82 The first advertisement in the Sydney press offering the property for sale occurred on 7 October 2000. A marketing report was furnished by Knight Frank to Weston on 9 October 2000. They reported that the advertisement had generated five enquiries and had been preceded by a "brochure mail out…to 1,261 individuals within local and international development and property companies": that a site board had been erected and arrangements made for listing the property on the internet. As at the date of the report there had been a total of sixteen enquiries received. They included Chan, on behalf of Wispform. Ramada was also amongst those listed as having made an enquiry.

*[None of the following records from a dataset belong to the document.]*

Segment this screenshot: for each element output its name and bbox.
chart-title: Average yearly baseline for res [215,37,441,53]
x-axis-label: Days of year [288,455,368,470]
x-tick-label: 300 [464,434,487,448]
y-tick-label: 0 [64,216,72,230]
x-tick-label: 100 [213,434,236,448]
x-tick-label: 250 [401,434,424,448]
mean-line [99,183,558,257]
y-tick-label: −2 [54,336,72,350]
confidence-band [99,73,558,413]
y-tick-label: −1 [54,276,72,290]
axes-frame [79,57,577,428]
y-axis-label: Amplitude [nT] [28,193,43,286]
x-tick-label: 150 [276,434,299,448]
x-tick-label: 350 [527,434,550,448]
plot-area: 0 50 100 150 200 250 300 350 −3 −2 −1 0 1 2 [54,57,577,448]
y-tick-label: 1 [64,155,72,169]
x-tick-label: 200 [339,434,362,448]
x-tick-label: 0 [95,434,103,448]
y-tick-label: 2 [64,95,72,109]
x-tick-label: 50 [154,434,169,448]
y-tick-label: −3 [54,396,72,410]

83 Prior to the commencement of advertising, Phillips Fox, on behalf of the plaintiff, made a demand on the defendant pursuant to the guarantee. The response by the defendant's solicitors, Nash O'Neill Tomko Lawyers, by facsimile of 11 October 2000, is not without some relevance to the position taken by the defendant in these proceedings. So far as is relevant the facsimile was in the following terms:
"Since demand was made of him our client has engaged the services of Access Corporation to assist him in raising monies necessary to pay out the call on the guarantee. You will appreciate that a substantial sum of money has been called upon and trust your client will appreciate that our client does not have that sort of cash in the bank to simply write out a cheque. Equally he does not have sufficient assets in his name which would enable him to raise the money personally and it has been necessary for him to approach certain companies related to his family to ascertain whether they can assist in the financing. Your client will appreciate that if monies are available from such a source they would not be monies which would otherwise be available to your client. Your client will also appreciate that if money can be raised in this way it will be necessary for our client to stand behind any borrowing.
…
If proceedings are commenced by your client then those proceedings will no doubt be noted on our client's CRA. If that occurs then it will become substantially more difficult for our client to obtain the finance necessary to meet the demand and reduce our clients (sic) prospects of being paid (regardless of where (sic) it is able to obtain judgment - as referred to our client does deny that your client would be so entitled). In these circumstances we are instructed to ask your client to consider withholding the commencement of proceedings to enable our client the opportunity to continue with his efforts to raise finance.
Finally, we would be grateful if you would confirm that if our client is able to raise money necessary to pay out the call your client will assign to our client all of its security interests and that it will take such steps as are necessary to ensure that the appointment of the receiver and the marketing and sale of the properties is continued under instructions from our client. While our client does have statutory rights in relation to his rights of subrogation, in our experience the co-operation of the original security holder can assist in this process."